49      Whilst Transport is forecast to outturn broadly in line with budget there are a number of pressures across the service. These include staffing costs within highway regulation and IT costs relating to the implementation of the permitting system (£200k) along with higher CCTV monitoring and maintenance costs (£100k). There are forecast savings as Concessionary Fares payments are lower than budget as passenger numbers remain lower than budget assumptions.

50      There was a gross shortfall of £245k from quarter 1 on revenues from car parking. Income in April was 37% below budget as lockdown measures continued through the month. Income recovered from the middle of May and was 12% ahead of budget in June. The government income compensation scheme remains in place for quarter 1 and once compensation is considered the net cost to the council will be £136k. It is proposed that this is funded from the general covid grant.

51      Income in quarter 2 has been 14% ahead of budget in particularly in August where revenues were 27% above budget. In total income was £290k above budget.

52      For the remainder of the year whilst income from off street parking is assumed to be broadly in line with budget there are anticipated shortfalls from season ticket revenues and penalty charge notices. Preliminary forecasts are a surplus of £69k after taking into account the Government compensation scheme.

53      There is a forecast shortfall in planning fees of c 10% (£157k) which have not fully recovered to budgeted levels.

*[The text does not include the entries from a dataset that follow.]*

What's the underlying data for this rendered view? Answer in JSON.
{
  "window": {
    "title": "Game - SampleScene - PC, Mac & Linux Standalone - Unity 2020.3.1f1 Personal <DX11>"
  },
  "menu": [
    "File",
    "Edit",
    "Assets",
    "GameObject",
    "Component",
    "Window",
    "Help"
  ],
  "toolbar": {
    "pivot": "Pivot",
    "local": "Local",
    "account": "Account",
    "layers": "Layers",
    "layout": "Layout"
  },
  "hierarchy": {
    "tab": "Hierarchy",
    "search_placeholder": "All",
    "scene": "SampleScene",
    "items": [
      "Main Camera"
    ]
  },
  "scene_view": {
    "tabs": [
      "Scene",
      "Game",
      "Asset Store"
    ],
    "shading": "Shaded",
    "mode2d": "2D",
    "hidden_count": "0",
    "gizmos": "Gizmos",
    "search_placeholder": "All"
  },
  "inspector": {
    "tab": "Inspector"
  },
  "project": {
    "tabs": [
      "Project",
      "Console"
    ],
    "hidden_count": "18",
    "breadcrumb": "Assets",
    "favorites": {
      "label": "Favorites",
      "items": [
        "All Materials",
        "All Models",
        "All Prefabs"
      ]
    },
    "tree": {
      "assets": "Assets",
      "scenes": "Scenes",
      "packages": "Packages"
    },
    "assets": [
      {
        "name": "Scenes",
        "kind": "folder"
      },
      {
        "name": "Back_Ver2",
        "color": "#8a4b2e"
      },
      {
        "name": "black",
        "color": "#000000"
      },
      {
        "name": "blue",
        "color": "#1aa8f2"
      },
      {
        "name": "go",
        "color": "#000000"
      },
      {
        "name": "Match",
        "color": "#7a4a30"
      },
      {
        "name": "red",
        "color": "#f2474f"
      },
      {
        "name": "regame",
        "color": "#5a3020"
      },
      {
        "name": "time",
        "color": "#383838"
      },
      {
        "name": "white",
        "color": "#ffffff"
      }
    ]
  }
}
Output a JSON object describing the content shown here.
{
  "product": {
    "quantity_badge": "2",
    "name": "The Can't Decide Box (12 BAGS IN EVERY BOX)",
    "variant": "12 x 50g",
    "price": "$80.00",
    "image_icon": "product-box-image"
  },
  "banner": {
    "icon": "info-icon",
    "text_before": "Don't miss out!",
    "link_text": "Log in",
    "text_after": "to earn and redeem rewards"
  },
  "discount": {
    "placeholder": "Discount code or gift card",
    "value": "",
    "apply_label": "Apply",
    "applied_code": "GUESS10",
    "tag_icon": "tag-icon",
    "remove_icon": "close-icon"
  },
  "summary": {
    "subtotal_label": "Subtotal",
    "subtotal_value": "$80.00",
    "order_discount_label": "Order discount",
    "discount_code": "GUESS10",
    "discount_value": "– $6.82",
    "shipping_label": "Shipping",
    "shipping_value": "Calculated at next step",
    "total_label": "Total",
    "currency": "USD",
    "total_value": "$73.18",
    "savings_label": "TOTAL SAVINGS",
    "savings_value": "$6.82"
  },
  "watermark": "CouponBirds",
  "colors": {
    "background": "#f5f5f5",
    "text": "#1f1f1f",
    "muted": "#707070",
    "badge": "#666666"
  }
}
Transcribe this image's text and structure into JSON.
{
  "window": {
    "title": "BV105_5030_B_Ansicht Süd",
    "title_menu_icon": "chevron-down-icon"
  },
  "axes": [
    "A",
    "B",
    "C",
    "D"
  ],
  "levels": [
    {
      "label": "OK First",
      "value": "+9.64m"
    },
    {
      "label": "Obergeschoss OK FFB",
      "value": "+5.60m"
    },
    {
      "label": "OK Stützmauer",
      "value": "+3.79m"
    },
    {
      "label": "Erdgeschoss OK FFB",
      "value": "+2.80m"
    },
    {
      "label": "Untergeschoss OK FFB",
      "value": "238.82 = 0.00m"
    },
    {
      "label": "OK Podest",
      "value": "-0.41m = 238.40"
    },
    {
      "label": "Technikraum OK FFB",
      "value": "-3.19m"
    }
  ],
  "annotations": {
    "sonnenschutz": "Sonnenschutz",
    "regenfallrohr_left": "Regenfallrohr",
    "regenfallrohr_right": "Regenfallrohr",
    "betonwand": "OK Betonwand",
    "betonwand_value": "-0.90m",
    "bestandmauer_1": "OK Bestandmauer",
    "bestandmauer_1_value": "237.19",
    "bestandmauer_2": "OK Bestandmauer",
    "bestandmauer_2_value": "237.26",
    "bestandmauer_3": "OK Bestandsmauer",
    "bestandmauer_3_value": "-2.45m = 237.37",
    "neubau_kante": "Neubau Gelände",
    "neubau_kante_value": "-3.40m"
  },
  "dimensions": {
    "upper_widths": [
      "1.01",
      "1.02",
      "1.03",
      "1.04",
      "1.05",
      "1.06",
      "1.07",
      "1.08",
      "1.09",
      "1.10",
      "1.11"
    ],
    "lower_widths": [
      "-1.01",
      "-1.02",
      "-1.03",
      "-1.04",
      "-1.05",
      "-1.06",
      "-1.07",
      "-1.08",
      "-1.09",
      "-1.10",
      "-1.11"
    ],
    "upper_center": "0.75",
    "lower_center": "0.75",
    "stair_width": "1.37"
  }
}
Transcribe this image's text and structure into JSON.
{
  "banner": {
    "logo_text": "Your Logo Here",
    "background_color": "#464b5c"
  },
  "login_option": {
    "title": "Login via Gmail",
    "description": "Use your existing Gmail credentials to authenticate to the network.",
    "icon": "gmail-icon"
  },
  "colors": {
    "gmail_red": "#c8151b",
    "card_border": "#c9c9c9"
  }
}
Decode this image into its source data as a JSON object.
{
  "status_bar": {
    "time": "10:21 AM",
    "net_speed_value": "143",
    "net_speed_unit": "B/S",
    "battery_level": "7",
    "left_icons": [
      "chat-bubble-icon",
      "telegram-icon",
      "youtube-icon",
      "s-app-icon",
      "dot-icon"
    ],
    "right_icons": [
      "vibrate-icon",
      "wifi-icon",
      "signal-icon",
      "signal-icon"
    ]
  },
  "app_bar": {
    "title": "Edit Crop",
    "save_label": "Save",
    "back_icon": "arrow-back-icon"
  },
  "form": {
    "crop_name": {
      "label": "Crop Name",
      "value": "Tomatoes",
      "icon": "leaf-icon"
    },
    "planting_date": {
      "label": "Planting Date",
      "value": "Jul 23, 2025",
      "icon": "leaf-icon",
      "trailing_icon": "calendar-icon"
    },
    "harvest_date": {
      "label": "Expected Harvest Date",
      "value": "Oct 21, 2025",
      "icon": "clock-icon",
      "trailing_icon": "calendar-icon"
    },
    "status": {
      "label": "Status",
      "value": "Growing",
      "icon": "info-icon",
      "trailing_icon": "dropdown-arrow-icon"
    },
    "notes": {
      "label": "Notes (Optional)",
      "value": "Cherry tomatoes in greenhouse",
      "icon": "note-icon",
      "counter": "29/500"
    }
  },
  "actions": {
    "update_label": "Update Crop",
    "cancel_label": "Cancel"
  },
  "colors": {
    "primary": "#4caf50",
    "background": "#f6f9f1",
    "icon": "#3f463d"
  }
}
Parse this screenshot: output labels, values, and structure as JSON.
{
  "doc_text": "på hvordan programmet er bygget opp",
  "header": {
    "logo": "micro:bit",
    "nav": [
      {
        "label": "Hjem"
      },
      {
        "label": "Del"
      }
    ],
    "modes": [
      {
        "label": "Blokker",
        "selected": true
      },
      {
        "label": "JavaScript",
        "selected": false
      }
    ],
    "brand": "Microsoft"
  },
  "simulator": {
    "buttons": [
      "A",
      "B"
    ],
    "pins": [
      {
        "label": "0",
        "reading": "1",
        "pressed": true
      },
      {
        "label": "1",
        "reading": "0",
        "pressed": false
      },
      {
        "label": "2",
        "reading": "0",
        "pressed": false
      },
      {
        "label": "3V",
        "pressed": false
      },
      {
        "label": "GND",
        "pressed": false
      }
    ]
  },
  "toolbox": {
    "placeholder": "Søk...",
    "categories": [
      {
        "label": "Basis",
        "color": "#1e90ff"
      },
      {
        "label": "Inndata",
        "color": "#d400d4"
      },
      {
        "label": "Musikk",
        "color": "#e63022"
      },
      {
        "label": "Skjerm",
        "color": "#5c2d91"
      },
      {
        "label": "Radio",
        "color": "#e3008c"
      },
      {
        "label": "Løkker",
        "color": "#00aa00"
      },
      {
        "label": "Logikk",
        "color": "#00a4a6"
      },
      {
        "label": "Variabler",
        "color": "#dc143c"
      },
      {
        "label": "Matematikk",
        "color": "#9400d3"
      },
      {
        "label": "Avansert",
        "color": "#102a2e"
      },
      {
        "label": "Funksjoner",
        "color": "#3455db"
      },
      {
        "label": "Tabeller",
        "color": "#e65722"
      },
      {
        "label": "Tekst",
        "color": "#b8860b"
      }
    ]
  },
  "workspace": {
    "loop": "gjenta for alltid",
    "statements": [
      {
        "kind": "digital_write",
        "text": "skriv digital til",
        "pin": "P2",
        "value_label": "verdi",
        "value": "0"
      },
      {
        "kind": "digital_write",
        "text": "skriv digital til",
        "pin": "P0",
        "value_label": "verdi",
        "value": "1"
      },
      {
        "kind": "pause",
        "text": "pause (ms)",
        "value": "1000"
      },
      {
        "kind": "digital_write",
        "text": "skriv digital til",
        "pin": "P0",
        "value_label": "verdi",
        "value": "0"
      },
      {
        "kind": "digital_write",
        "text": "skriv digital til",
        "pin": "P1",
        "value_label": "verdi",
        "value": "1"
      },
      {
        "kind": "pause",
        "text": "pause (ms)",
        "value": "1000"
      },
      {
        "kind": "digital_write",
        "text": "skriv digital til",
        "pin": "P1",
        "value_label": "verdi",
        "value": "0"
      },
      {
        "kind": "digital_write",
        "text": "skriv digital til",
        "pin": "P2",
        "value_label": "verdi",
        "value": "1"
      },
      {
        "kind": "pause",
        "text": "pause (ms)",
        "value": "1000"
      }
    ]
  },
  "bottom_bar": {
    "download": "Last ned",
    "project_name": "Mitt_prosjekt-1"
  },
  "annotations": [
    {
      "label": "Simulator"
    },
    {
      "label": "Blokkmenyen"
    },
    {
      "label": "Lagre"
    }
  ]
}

54      Within Housing, Economy & Regeneration the main forecast variance relates to the reimbursement of Business Rates paid for Alliance House (£530k). This underspend is offset by a forecast overspend on commissioning design and facilities management (£277k). The savings agreed as part of the budget are looking unlikely to be delivered and there remain pressures across the trading account. There is a forecast saving of £57k from staff vacancies across the rest of the directorate.

Housing Revenue Account

 

55      The Housing Revenue Account budget for 2021/22 was set as a net surplus of £741k. There were carry forwards of £2,819k agreed as part of the outturn report meaning the revised budget stands as a £1,599k deficit.  Overall, the account continues to be financially strong and is forecasting a nil variance against this revised budget.

 

56      There is a shortfall in dwelling rental income of c£320k due to the number of void properties and the work required to bring the properties to a lettable standard.  Housing Operations & Building Services have been working together to improve the turnaround of void properties and have commenced a pilot scheme at the beginning of October to reduce the void days across the central areas.  This shortfall in rental income also impacts the service charges income, which has a shortfall of £40k.  These pressures will be offset by lower than budgeted debt costs as both the interest rate on debt being lower than that modelled in the business plan and land for the Housing Delivery Programme has not been appropriated as planned. Overall the HRA is forecasting to come in on budget at quarter 2.

57      The HRA working balance position as at 31st March 2021 was £28.8m. The HRA projected outturn position means the working balance will reduce to £27.2m at 31st March 2022.  This compares to the balance forecast within the latest business plan of £26.8m.

58      The working balance has been increasing in order to start repaying the £121.5m debt that the HRA incurred as part of self financing in 2012.  The current business plan assumes that reserves are set aside to enable to the debt to be repaid over the period 2023/24 to 2042/43.

Corporate Services, including Customers & Communities and Public Health

 

59      Overall the remaining Council services are expected to outturn within budget.  There are a number of minor variations being managed and work will continue to try and identify additional savings to help the overall position.

 

Corporate Budgets

 

60      These budgets include Treasury Management and other corporately held funds.  It is anticipated that overall a £800k underspend will be achieved, predominantly as a result of reviewing capital financing assumptions.